In 1996, the European Commission adopted the Integrated Pollution Prevention and Control Directive, which aims to achieve integrated pollution prevention and control stemming from industrial activities, requiring industrial installations operators covered by the directive to obtain a permit from the EU Member States competent authorities. Such permits are based on the Best Available Techniques (BAT) application and emission control in all areas of the environment. Directive 96/91/EC was replaced in 2008 by the new IPPC Directive 2008/1/EC, and in January 2014 the Industrial Emissions Directive 2010/75/EU, which replaced the IPPC Directive, entered into force.

According to the IPPC Directive, the Law on Integrated Environmental Pollution Prevention and Control was adopted in 2004 (amended in 2015), with accompanying by-laws regulating specific issues in the field of integrated pollution prevention and control.

An integrated permit is issued for:

– The operation of new installations (since the entry into force of the IPPC Law, no new IPPC plant can start operation without integrated permit);
– The operation and substantial changes-existing installations are obliged to obtain integrated permit until the 2020.

An integrated permit may, exceptionally, also refer to the cessation of activities. An integrated permit is a decision of the competent authority made in the form of a decision approving the commissioning of a plant or a part thereof, or performing activities of which an integral part consists of documentation with specified conditions guaranteeing that such a plant or activity meets the requirements stipulated by the Law on Integrated Pollution Prevention and Control environment (“Official Gazette of the RS”, Nos. 135/04 and 25/15). The integrated permit specifies the conditions for the discharge of pollutants or energy into all environmental media.

The permit application should contain a description of the installations and their activities, a plan for the use of raw materials and energy in the production process, sources, nature and quantities of emissions, significant environmental effects of the emissions, proposed technologies and techniques for the prevention and reduction of emissions, measures for the prevention and recovery of waste, and emission monitoring measures. The request also contains a non-technical description.

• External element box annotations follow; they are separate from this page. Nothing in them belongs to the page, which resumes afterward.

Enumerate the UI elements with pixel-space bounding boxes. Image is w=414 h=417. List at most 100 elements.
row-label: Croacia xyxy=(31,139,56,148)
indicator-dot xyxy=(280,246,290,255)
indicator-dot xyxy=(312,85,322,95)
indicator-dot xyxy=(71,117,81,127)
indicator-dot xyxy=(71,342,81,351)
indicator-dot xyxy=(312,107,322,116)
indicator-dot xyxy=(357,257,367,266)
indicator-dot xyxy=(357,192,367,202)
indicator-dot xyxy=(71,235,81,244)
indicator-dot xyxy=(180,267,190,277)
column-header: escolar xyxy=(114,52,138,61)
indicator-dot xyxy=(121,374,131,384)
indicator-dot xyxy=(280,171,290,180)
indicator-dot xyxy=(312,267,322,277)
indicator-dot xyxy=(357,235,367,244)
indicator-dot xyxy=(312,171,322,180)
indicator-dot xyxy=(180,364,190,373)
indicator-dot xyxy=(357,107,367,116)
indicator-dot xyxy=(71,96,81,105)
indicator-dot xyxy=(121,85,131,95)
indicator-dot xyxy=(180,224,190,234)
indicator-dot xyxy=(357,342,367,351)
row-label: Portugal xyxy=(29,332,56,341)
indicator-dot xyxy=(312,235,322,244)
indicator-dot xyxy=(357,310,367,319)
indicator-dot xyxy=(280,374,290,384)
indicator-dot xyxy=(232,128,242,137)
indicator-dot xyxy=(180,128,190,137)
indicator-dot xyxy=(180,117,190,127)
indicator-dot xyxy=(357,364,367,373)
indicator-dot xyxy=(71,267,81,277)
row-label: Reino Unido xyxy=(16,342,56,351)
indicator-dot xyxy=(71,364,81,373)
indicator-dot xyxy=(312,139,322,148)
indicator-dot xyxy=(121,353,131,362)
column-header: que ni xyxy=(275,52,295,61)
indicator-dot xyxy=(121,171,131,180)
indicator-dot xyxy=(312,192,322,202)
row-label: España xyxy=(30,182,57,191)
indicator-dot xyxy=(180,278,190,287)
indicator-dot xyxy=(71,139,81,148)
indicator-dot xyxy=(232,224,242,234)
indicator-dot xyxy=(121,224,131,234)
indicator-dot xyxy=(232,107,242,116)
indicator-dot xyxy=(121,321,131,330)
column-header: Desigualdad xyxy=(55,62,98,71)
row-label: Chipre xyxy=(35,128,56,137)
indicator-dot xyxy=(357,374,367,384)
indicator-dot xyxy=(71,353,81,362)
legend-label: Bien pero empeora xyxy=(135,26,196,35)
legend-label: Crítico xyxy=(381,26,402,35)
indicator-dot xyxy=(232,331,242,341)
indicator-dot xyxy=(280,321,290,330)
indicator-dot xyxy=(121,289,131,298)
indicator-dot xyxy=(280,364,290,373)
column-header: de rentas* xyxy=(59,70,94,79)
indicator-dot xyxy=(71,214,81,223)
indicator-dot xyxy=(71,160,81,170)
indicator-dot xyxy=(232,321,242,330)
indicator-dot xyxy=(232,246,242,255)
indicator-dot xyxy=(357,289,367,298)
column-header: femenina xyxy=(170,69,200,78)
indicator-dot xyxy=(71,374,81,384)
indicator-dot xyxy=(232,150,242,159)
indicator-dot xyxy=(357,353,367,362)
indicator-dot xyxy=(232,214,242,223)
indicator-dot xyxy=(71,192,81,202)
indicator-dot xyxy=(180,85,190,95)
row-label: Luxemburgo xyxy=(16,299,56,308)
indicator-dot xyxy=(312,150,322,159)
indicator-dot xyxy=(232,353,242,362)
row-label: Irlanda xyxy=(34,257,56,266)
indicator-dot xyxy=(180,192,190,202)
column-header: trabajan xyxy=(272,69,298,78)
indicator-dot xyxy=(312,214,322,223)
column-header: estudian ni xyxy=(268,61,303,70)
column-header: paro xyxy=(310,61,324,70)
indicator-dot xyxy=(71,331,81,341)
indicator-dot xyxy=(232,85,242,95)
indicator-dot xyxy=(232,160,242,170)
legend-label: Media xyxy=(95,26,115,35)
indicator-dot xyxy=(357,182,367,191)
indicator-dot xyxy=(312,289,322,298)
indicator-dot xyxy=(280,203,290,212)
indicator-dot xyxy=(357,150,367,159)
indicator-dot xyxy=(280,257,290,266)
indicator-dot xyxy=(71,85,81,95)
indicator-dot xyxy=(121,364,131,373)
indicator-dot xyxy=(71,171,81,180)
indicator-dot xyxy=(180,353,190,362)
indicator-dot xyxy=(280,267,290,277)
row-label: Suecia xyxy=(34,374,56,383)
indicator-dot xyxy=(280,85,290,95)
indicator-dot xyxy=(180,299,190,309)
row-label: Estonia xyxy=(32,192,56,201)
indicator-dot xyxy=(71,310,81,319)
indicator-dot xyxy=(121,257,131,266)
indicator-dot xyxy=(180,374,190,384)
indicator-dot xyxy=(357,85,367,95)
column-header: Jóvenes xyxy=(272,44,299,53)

The contents of the documentation, attached to the request, is as follows:

1. The design for the planned, i.e. built installation;
2. The report on the latest technical inspection;
3. The monitoring plan;
4. Results of measuring the pollution of environmental components and other parameters during the trial operation;
5. Waste management plan;
6. The plan of measures for the efficient energy consumption;
7. The plan of accident prevention measures and measures aimed at limiting their impact;
8. The plan of environmental protection measures to be implemented upon termination of operation and closing of the installation;
9. The document granting the right of use of natural resources;
10. The statement confirming that the information contained in the application are true, correct and complete and that they are available to public;
11. Approval for an Environmental Impact Assessment Study and accident risk assessment (for new installations);
12. Approval for an Environmental Impact Assessment Study for current situation, accident risk assessment and Program of measures to adapt installations to the conditions of the Law (for existing installations).

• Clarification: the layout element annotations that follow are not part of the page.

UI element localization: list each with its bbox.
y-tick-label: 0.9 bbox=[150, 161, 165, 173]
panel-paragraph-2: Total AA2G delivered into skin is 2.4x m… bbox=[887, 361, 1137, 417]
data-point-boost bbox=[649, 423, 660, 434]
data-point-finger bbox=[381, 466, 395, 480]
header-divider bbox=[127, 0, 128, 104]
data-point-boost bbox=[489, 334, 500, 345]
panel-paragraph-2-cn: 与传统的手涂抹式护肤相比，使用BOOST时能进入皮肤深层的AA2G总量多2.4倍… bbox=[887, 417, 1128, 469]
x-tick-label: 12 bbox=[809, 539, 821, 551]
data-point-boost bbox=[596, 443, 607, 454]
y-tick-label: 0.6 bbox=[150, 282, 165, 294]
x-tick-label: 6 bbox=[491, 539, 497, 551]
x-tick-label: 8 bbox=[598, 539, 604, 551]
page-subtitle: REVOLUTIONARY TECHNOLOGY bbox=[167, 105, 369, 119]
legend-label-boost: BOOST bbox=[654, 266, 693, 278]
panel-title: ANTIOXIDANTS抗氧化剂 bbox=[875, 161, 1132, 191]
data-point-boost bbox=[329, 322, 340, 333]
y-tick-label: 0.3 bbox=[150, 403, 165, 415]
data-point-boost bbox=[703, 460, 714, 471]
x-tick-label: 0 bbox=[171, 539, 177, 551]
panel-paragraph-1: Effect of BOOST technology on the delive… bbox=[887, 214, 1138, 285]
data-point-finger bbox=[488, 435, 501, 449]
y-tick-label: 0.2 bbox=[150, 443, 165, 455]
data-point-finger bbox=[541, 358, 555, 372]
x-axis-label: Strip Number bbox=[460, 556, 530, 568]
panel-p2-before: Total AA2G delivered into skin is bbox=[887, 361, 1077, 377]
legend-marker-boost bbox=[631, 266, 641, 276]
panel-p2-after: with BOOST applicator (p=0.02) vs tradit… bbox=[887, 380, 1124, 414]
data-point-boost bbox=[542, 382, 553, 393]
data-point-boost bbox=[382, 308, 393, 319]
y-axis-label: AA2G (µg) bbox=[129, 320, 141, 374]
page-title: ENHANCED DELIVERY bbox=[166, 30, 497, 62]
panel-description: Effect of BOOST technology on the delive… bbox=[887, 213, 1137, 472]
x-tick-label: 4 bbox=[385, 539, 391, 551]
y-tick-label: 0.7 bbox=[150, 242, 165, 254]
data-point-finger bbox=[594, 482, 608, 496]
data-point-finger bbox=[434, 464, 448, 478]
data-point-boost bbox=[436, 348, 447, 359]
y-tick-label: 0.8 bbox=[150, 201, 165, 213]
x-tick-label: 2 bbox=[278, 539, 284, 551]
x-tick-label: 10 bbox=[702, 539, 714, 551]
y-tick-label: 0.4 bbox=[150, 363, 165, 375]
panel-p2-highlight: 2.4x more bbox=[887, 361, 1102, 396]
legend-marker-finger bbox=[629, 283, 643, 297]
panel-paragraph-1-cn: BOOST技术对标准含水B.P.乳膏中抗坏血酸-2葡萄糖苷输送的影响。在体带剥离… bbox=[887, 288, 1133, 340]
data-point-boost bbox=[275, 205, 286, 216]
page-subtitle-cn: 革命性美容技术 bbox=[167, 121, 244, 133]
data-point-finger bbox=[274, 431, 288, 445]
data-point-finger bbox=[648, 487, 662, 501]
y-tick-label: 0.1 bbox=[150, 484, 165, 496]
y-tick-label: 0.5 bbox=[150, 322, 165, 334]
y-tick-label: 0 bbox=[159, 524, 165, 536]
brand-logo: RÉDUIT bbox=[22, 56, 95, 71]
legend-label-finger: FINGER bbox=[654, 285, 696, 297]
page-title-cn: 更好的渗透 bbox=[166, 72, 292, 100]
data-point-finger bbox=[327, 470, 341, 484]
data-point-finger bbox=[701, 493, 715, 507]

The licensing process begins with consideration of the application. The next step is to inform authorities, organizations and the public. Subsequently, drafting of the permit is commenced, which is should be completed within 45 days of the submission of the application. After the work of the technical committee, the request is decided and the whole procedure takes 120 days, and in exceptional cases it can be extended up to 240 days.

The permit issued shall be subject to reconsideration by the competent authority at least twice during its validity.
The permit issued is valid for 10 years, but the permit can be subject to reconsideration by the competent authority at least twice during its validity.